Of course, men are often wrong in their judgments, even men as sharp and clever as Severus.

---

The night was cold on his skin and his breath exited his body in small clouds of translucent white that contrasted with the darkness of the streets. His body, worn from years of betrayal and war, felt the night air slowly sinking into his bones as he walked slowly along the sidewalk. The cloak he wore was heavy and warm and a strange comfort in the way it fit his body made him feel confused for a moment as he stepped down from the sidewalk to cross the street.
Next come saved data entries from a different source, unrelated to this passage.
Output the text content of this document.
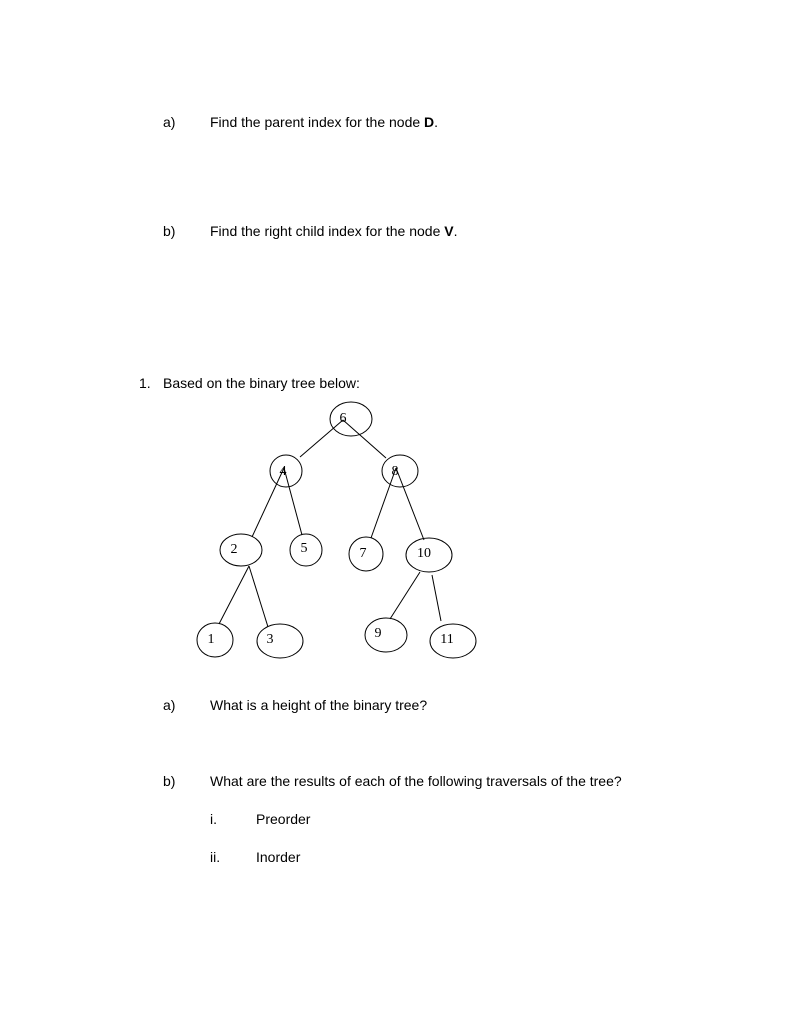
a) Find the parent index for the node D.
b) Find the right child index for the node V.
1. Based on the binary tree below:
6
4	8
2	5	7	10
1	3	9	11
a) What is a height of the binary tree?
b) What are the results of each of the following traversals of the tree?
i.	Preorder
ii.	Inorder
Children laughing made him stop and stare at the swings that sat in the nook between two apartment buildings. The chains made an awful grinding sound each time the second child swung backwards, but as the swing fell forwards and tossed the child into the air a shriek of laughter would erupt from the small lips and echo through the neighborhood. Tiny shoes fit tiny feet and Severus had an unnatural urge to yell at the child to tie the loose shoelace before they took a step and fell into the sand that the ground of the playground was made up of. The first child, smaller and younger, did not go nearly as high with each pumping of their legs, nor did their laugh carry as far on the chilled air as the other, but it was this youngest child that caught Severus' attention.

Two pigtails ran down her back, tied up with simple ribbons. The hair caught the light from a nearby lamp; light auburn twisted into braids. Each time she swung forward and kicked her legs up towards the night sky she would giggle and bring her head back, letting the light pigtails fly through the air.

Severus walked away, continuing with the loop he walked nearly every night. With each step he took himself farther away from the children, until finally there was only what might have been a laugh carried on the air to him.

Even old men as wise and important as he were taught new things every day, or as the case may be, every night. That night he sat in his chair with a book open on his lap. He never read a word on either page as the book sat there for three hours before he softly closed it and set it aside before going to bed. At the age of fifty-seven he realized he had made a right choice somewhere along the lines, and that choice was what made that laughter so important for him to hear. With that he walked through his house, feet making not a sound on the old wood floors, to his bedroom, where he would sleep a restful night.